In this category, I want to highlight tools that you can use to implement your experiments at different levels.

  • An agile learning management system: Do you want to see if e-commerce could work best for a course than other channels? Do you want to check if people engage more in in-company programs with X brand customization vs Y? Want to see if people get better results if they receive frequent feedback or personalized reminders? Your LMS needs to support your experimentation intentions and provide the right capabilities to do so at scale. You want to think of something that not only works for 1 or 2 experiments but that also provides your team or even other audiences like instructors to run their own experiments and use your LMS as a framework to do it. For example, learn how XXX used PLD to automate feedback at scale. 
  • Onboarding and assistance tools: If your experiments are aiming towards things like engagement, onboarding, and assistance, you can check out tools like Appcues, Intercom, or Drift to create flows to help your users move from one stage in their path toward the next one. E.g., Helping instructors to develop a course, and helping students identify navigation. You can also use things like Open LMS user tours for this to start with.
  • Optimization, testing, and feature flags: Here, you can find tools like Google Optimize, Optimizely, Split IO, etc. These have been traditionally used on applications or marketing websites to rollout product features to a subset of users or do A/B testing.

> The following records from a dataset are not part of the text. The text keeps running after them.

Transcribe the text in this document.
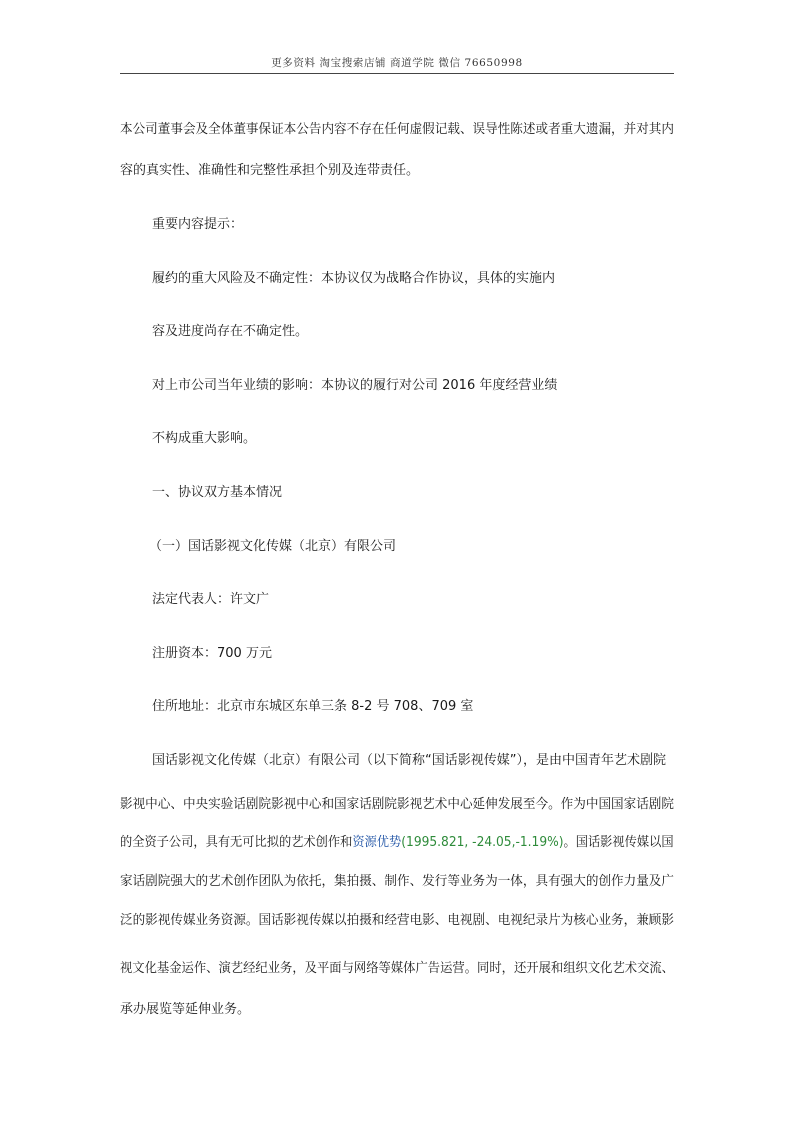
更多资料 淘宝搜索店铺 商道学院 微信 76650998
本公司董事会及全体董事保证本公告内容不存在任何虚假记载、误导性陈述或者重大遗漏，并对其内
容的真实性、准确性和完整性承担个别及连带责任。
重要内容提示：
履约的重大风险及不确定性：本协议仅为战略合作协议，具体的实施内
容及进度尚存在不确定性。
对上市公司当年业绩的影响：本协议的履行对公司 2016 年度经营业绩
不构成重大影响。
一、协议双方基本情况
（一）国话影视文化传媒（北京）有限公司
法定代表人：许文广
注册资本：700 万元
住所地址：北京市东城区东单三条 8-2 号 708、709 室
国话影视文化传媒（北京）有限公司（以下简称“国话影视传媒”），是由中国青年艺术剧院
影视中心、中央实验话剧院影视中心和国家话剧院影视艺术中心延伸发展至今。作为中国国家话剧院
的全资子公司，具有无可比拟的艺术创作和资源优势(1995.821, -24.05,-1.19%)。国话影视传媒以国
家话剧院强大的艺术创作团队为依托，集拍摄、制作、发行等业务为一体，具有强大的创作力量及广
泛的影视传媒业务资源。国话影视传媒以拍摄和经营电影、电视剧、电视纪录片为核心业务，兼顾影
视文化基金运作、演艺经纪业务，及平面与网络等媒体广告运营。同时，还开展和组织文化艺术交流、
承办展览等延伸业务。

Still, these are also powerful tools that can be used in learning experiences. Think, for example, experimenting with different copy in course content or a different way to present the course online. There are also ways you can do this without the tools, like running 2 versions of the same course with different cohorts or using Open LMS’s conditional release options, so be sure that these are not overkill for your experiments. It all depends on your context.

I hope this post is helpful in your conversations around experimentation and Growth in your institution or company. I believe this is a crucial capability to develop for digital transformation and Innovation. I would love to hear your comments about whether or not you’re currently experimenting, the type of experiments you are using now, or what other tools and practices are working for you.